Evidently not, if Thalarne’s tale of that degenerate band on the southern shore of the Inland Sea had any substance to it. To some small extent they had defied Dawinno’s great plan of extinction, just as the Hjjks had done. What, Nortekku wondered, would old Hresh have made of that?
He had had enough of walking through the snow. He went back inside and found that Thalarne had awakened.
“Did you enjoy it, the snow?” she asked.
He rubbed his tingling hands together. “An interesting experience, I suppose. But a little of it goes a long way.”
“You’ll find it much warmer where we’re going. More like your own city.”
“Good,” he said. “Excellent.”
While they breakfasted she told him more of the details of the venture on which they were about to embark.
The sea voyage would take two weeks, possibly three. That was staggering in itself: cooped up for such a long time in what he envisioned as some sort of wooden container, tossing on the turbulent breast of an ocean so great in size that his imagination was unable to encompass it. He was restless by nature. It would be difficult, he knew, to get through the days and nights of such a long voyage without growing a little fretful, maybe more than a little. But he did not share his anxiety about that with her.
And he would have to prepare himself, Thalarne said, for a certain amount of discomfort. Did he know what seasickness was? The winter seas in these latitudes were not easy. Nortekku brushed that part of it aside also, making a fine show of not thoroughly heartfelt bravado. They would be together: what could a few bothersome storms matter? Their initial destination, she said, was Sempinore, a port city on the southern coast of the northern continent. There they would spend a week or so replenishing their supplies, and then they would set out southward across the Inland Sea, a journey of only a few days, to the secret location of the Sea-Lord colony on the northern shore of the other continent.

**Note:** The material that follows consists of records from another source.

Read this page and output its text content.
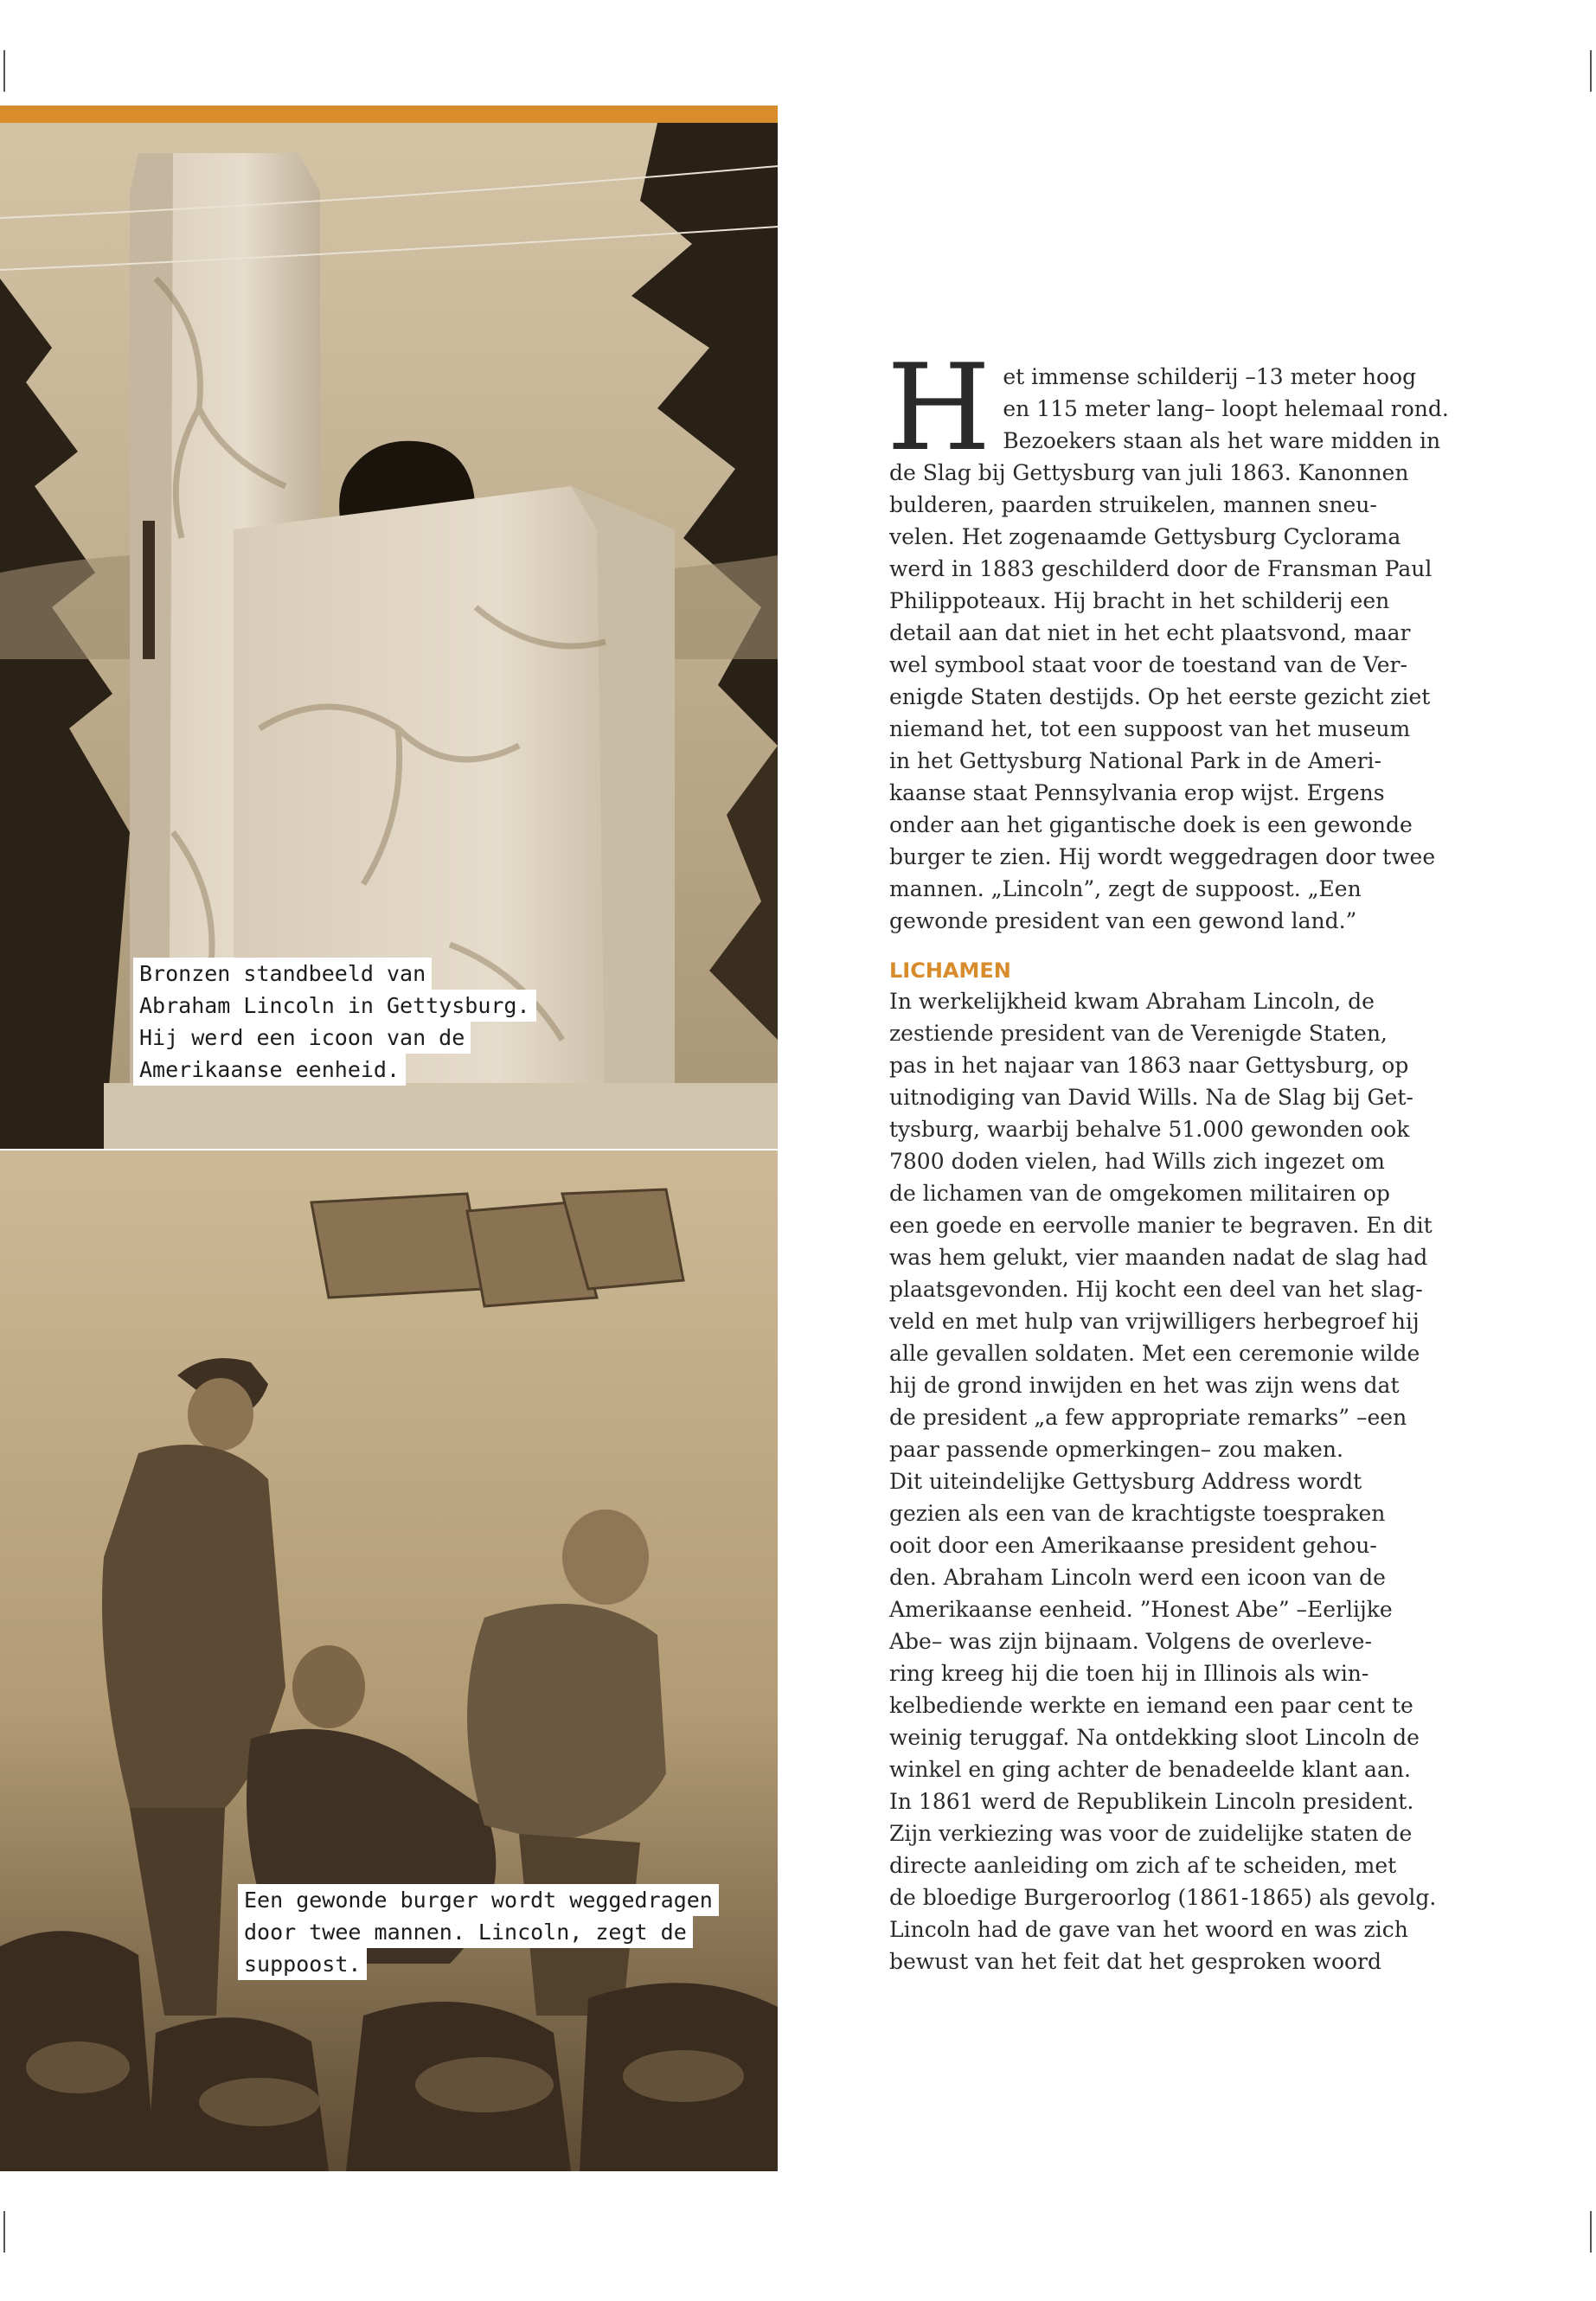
Bronzen standbeeld van
Abraham Lincoln in Gettysburg.
Hij werd een icoon van de
Amerikaanse eenheid.
Een gewonde burger wordt weggedragen
door twee mannen. Lincoln, zegt de
suppoost.
H et immense schilderij –13 meter hoog
en 115 meter lang– loopt helemaal rond.
Bezoekers staan als het ware midden in
de Slag bij Gettysburg van juli 1863. Kanonnen
bulderen, paarden struikelen, mannen sneu-
velen. Het zogenaamde Gettysburg Cyclorama
werd in 1883 geschilderd door de Fransman Paul
Philippoteaux. Hij bracht in het schilderij een
detail aan dat niet in het echt plaatsvond, maar
wel symbool staat voor de toestand van de Ver-
enigde Staten destijds. Op het eerste gezicht ziet
niemand het, tot een suppoost van het museum
in het Gettysburg National Park in de Ameri-
kaanse staat Pennsylvania erop wijst. Ergens
onder aan het gigantische doek is een gewonde
burger te zien. Hij wordt weggedragen door twee
mannen. „Lincoln”, zegt de suppoost. „Een
gewonde president van een gewond land.”
LICHAMEN
In werkelijkheid kwam Abraham Lincoln, de
zestiende president van de Verenigde Staten,
pas in het najaar van 1863 naar Gettysburg, op
uitnodiging van David Wills. Na de Slag bij Get-
tysburg, waarbij behalve 51.000 gewonden ook
7800 doden vielen, had Wills zich ingezet om
de lichamen van de omgekomen militairen op
een goede en eervolle manier te begraven. En dit
was hem gelukt, vier maanden nadat de slag had
plaatsgevonden. Hij kocht een deel van het slag-
veld en met hulp van vrijwilligers herbegroef hij
alle gevallen soldaten. Met een ceremonie wilde
hij de grond inwijden en het was zijn wens dat
de president „a few appropriate remarks” –een
paar passende opmerkingen– zou maken.
Dit uiteindelijke Gettysburg Address wordt
gezien als een van de krachtigste toespraken
ooit door een Amerikaanse president gehou-
den. Abraham Lincoln werd een icoon van de
Amerikaanse eenheid. ”Honest Abe” –Eerlijke
Abe– was zijn bijnaam. Volgens de overleve-
ring kreeg hij die toen hij in Illinois als win-
kelbediende werkte en iemand een paar cent te
weinig teruggaf. Na ontdekking sloot Lincoln de
winkel en ging achter de benadeelde klant aan.
In 1861 werd de Republikein Lincoln president.
Zijn verkiezing was voor de zuidelijke staten de
directe aanleiding om zich af te scheiden, met
de bloedige Burgeroorlog (1861-1865) als gevolg.
Lincoln had de gave van het woord en was zich
bewust van het feit dat het gesproken woord
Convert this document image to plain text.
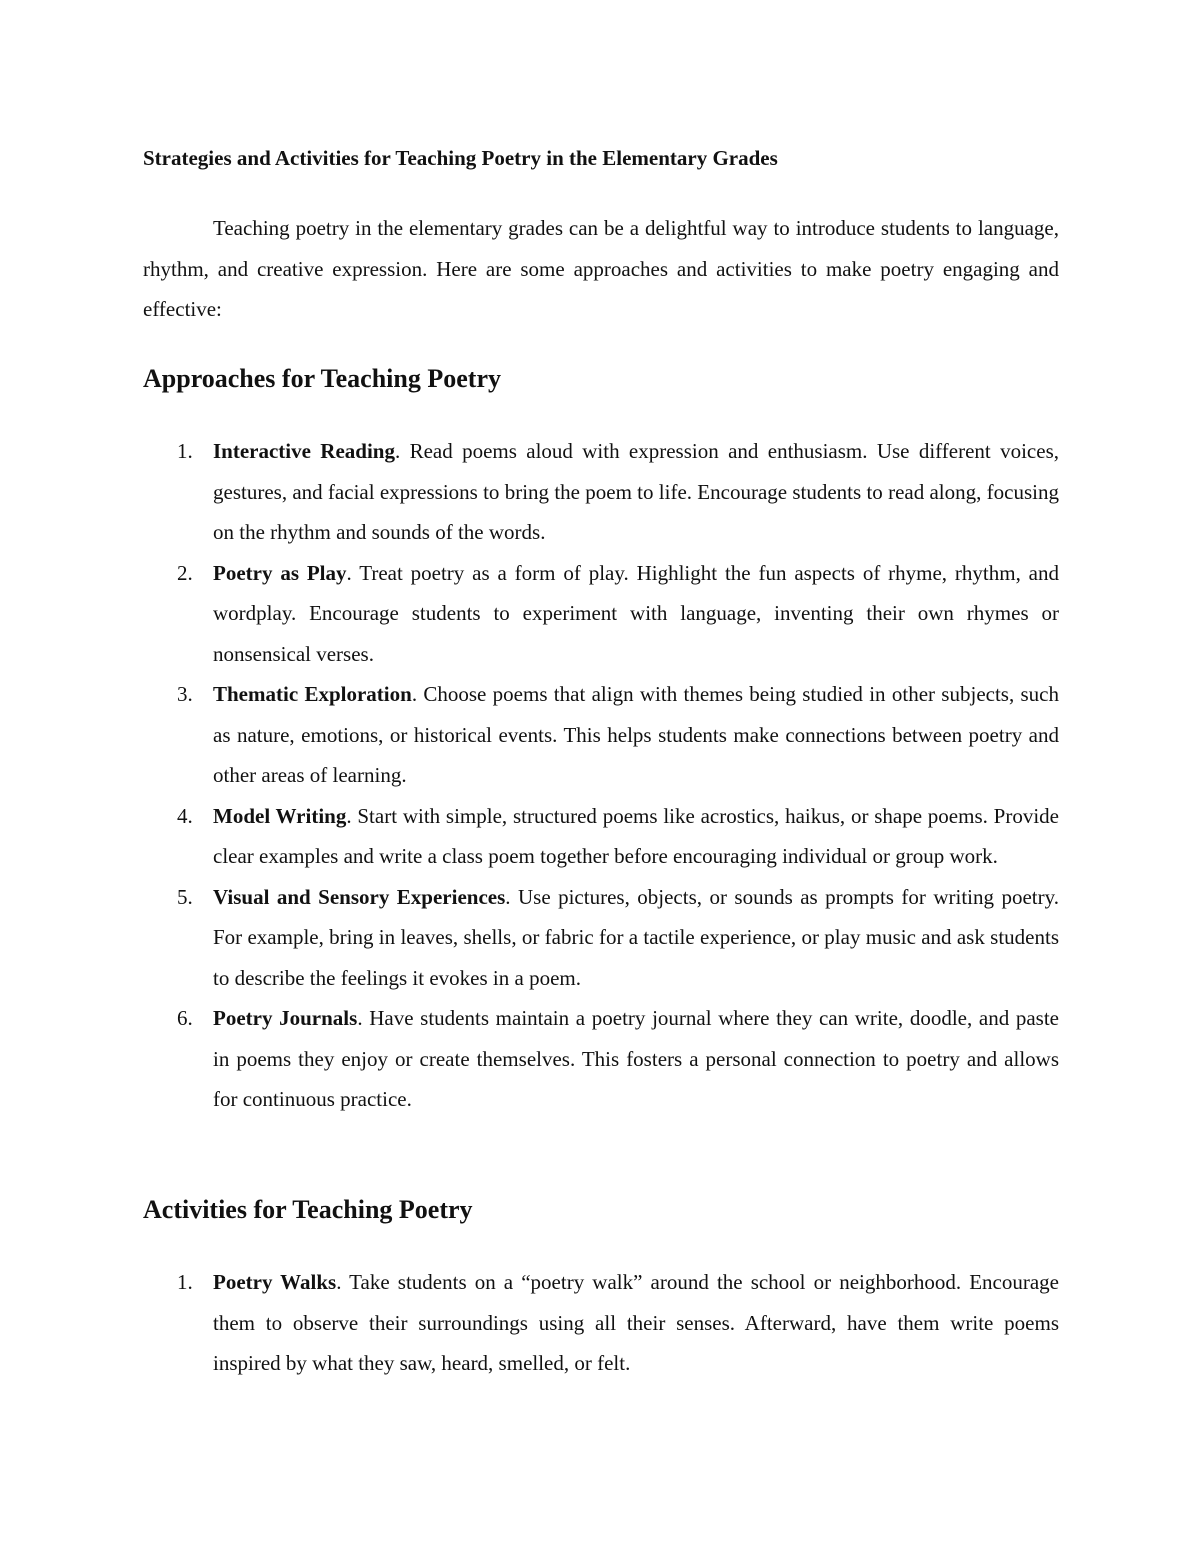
Strategies and Activities for Teaching Poetry in the Elementary Grades

Teaching poetry in the elementary grades can be a delightful way to introduce students to language, rhythm, and creative expression. Here are some approaches and activities to make poetry engaging and effective:

Approaches for Teaching Poetry
1. Interactive Reading. Read poems aloud with expression and enthusiasm. Use different voices, gestures, and facial expressions to bring the poem to life. Encourage students to read along, focusing on the rhythm and sounds of the words.
2. Poetry as Play. Treat poetry as a form of play. Highlight the fun aspects of rhyme, rhythm, and wordplay. Encourage students to experiment with language, inventing their own rhymes or nonsensical verses.
3. Thematic Exploration. Choose poems that align with themes being studied in other subjects, such as nature, emotions, or historical events. This helps students make connections between poetry and other areas of learning.
4. Model Writing. Start with simple, structured poems like acrostics, haikus, or shape poems. Provide clear examples and write a class poem together before encouraging individual or group work.
5. Visual and Sensory Experiences. Use pictures, objects, or sounds as prompts for writing poetry. For example, bring in leaves, shells, or fabric for a tactile experience, or play music and ask students to describe the feelings it evokes in a poem.
6. Poetry Journals. Have students maintain a poetry journal where they can write, doodle, and paste in poems they enjoy or create themselves. This fosters a personal connection to poetry and allows for continuous practice.
Activities for Teaching Poetry
1. Poetry Walks. Take students on a “poetry walk” around the school or neighborhood. Encourage them to observe their surroundings using all their senses. Afterward, have them write poems inspired by what they saw, heard, smelled, or felt.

It was all going to take much longer than he had expected, he saw. Nortekku fidgeted a bit, thinking about the expenses. After a time he said, “I hate to bring this up, but I’m not sure how I’m going to deal with the cost of this much traveling. You ought to know, Thalarne, that I’m not a rich man. My father is, yes, but he and I—”
“There won’t be any expense,” she said crisply. “The entire expedition is being underwritten by a syndicate of wealthy and prominent Western Coast individuals, both from Dawinno and Yissou, which is how I happened to learn about the project at all. Our friend Prince Til-Menimat, for one.”
“So he’s behind this one, too? How did he get to be part of it?”